Oklahoma, with low property taxes, average income tax and high on sales tax, was ranked in the bottom half of the states overall in terms of tax fairness.
A WalletHub study (2015’s Most and Least Fair State Tax Systems) reported on by John S. Kiernan suggests that Oklahoma’s taxation system has a disproportionate impact on the poor and middle class.
Tulsa Mayor Dewey Bartlett and city councilors are promoting an increase in the regressive sales tax that would place a greater burden on Tulsa’s poor and middle class as compared to an increase in property taxes.
And according to county records, Tulsa has the highest property tax rates in Oklahoma.
Conservatives in the Oklahoma Legislature have been trying for several years to significantly reduce the state income tax rate or even eliminate it have been thwarted by special interest groups, the Oklahoma Education Association and the liberal news media.
According to the WalletHub study, Oklahoma is No. 3 in the category of “least dependent on property taxes.” Oklahoma ranks No. 37 in “least dependent on sales and excise taxes.” Oklahoma is No. 16 of 50 in “least dependent on personal and corporate income tax.” And Oklahoma ranks No. 44 “least dependency on other taxes.”
Some states don’t have sales tax and others (including Texas, Florida and Wyoming) don’t have a state income tax.
“Many families face high property-tax burdens whereas others enjoy generous tax credits,” Kiernan wrote. “Such diversity in taxation policies begs the question: Which tax systems are most fair?”

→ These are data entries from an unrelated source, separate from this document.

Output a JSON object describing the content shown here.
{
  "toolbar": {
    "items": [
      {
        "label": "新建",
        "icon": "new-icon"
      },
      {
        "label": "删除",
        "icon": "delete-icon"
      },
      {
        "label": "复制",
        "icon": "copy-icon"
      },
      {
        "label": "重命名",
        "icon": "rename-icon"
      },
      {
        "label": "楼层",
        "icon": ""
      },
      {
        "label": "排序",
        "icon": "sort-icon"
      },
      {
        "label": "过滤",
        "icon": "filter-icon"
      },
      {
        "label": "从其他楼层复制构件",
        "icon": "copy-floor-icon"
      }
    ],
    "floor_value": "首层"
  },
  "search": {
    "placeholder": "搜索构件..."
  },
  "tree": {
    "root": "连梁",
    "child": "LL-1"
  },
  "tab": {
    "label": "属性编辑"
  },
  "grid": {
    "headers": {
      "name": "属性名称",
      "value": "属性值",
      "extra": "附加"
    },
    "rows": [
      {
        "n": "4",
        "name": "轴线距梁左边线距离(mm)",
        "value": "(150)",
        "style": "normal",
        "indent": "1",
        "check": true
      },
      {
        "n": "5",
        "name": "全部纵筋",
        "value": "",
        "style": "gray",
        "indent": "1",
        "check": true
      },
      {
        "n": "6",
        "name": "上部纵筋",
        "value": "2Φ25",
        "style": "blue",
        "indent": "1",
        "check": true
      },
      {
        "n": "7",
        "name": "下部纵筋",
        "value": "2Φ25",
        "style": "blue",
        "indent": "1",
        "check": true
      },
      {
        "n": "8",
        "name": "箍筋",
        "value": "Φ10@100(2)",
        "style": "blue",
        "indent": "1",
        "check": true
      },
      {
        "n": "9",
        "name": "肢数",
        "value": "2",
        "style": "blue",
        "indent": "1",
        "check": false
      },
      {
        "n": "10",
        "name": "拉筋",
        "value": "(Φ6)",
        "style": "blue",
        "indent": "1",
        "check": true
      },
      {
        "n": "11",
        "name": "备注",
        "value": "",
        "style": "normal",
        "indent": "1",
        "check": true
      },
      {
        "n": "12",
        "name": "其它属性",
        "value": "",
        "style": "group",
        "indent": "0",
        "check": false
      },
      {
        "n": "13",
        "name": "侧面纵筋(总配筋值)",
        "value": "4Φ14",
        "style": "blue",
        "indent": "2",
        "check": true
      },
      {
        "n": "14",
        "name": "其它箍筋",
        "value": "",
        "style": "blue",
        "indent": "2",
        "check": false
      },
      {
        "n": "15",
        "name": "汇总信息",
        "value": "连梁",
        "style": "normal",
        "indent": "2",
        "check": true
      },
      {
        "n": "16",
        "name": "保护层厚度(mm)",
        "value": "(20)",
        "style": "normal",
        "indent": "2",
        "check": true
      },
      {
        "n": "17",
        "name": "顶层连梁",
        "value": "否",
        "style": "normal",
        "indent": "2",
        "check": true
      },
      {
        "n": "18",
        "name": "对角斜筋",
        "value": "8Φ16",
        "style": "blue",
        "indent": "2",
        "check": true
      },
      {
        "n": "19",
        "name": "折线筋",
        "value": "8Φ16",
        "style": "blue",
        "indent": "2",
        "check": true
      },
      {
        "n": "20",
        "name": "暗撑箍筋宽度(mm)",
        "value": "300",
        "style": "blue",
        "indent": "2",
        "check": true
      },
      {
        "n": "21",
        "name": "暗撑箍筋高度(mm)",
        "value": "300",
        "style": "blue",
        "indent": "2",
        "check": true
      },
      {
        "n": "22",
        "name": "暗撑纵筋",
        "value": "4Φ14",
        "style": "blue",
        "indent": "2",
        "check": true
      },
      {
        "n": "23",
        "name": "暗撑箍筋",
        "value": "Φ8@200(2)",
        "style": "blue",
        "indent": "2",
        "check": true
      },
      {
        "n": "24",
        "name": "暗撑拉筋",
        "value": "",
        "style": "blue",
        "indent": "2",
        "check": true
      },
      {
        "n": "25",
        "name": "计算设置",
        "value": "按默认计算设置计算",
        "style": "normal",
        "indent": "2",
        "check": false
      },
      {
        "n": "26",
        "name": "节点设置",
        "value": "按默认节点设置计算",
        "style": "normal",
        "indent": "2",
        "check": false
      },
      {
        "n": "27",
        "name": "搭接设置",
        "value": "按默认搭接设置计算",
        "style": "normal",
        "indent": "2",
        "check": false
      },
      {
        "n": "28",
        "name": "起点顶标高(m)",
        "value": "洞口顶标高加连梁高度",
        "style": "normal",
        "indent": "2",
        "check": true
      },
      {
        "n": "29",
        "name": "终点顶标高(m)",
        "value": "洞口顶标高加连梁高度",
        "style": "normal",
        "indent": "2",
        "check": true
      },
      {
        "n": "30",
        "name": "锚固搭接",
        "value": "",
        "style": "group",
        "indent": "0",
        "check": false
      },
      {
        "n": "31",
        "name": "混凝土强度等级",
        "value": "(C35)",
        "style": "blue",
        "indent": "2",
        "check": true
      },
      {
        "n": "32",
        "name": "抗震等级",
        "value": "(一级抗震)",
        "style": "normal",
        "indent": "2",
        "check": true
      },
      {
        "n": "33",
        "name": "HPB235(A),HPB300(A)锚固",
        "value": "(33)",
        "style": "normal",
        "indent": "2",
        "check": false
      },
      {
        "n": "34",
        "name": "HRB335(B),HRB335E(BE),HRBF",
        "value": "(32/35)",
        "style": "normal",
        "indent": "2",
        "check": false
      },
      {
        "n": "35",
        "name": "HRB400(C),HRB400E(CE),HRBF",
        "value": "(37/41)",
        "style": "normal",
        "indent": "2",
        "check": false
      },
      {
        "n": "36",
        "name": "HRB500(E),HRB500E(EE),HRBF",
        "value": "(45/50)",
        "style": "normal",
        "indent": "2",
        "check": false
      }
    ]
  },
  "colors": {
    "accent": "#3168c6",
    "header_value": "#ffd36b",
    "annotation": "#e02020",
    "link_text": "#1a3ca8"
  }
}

Some of the findings were:
- The poor are most overtaxed in Washington, Hawaii and Illinois; the wealthiest 1 percent are most undertaxed in Wyoming, Nevada and Florida.
- The middle class is most overtaxed in Arkansas, New York and Mississippi.
- Most Americans think “fair” state and local tax systems impose higher taxes on higher-income households than on lower-income households.
- Current state and local tax systems are, on average, unfair. While most Americans — liberals and conservatives — think a progressive tax system is most fair, virtually every state has regressive state and local tax structures.
- Both “blue” states and “red” states are found to overtax the poor and undertax the rich, relative to what most Americans consider “fair.”
- Survey respondents think state and local tax systems are fair when higher-income households pay a greater percentage of their income in taxes than lower-income. Answers ranged from a low of 2.5 percent tax for households earning $5,000 annually to a high of 16.36 percent tax for households making $2.5 million per year.
- The survey shows low-income, middle-income, and high-income respondents all say that a progressive tax structure is most fair.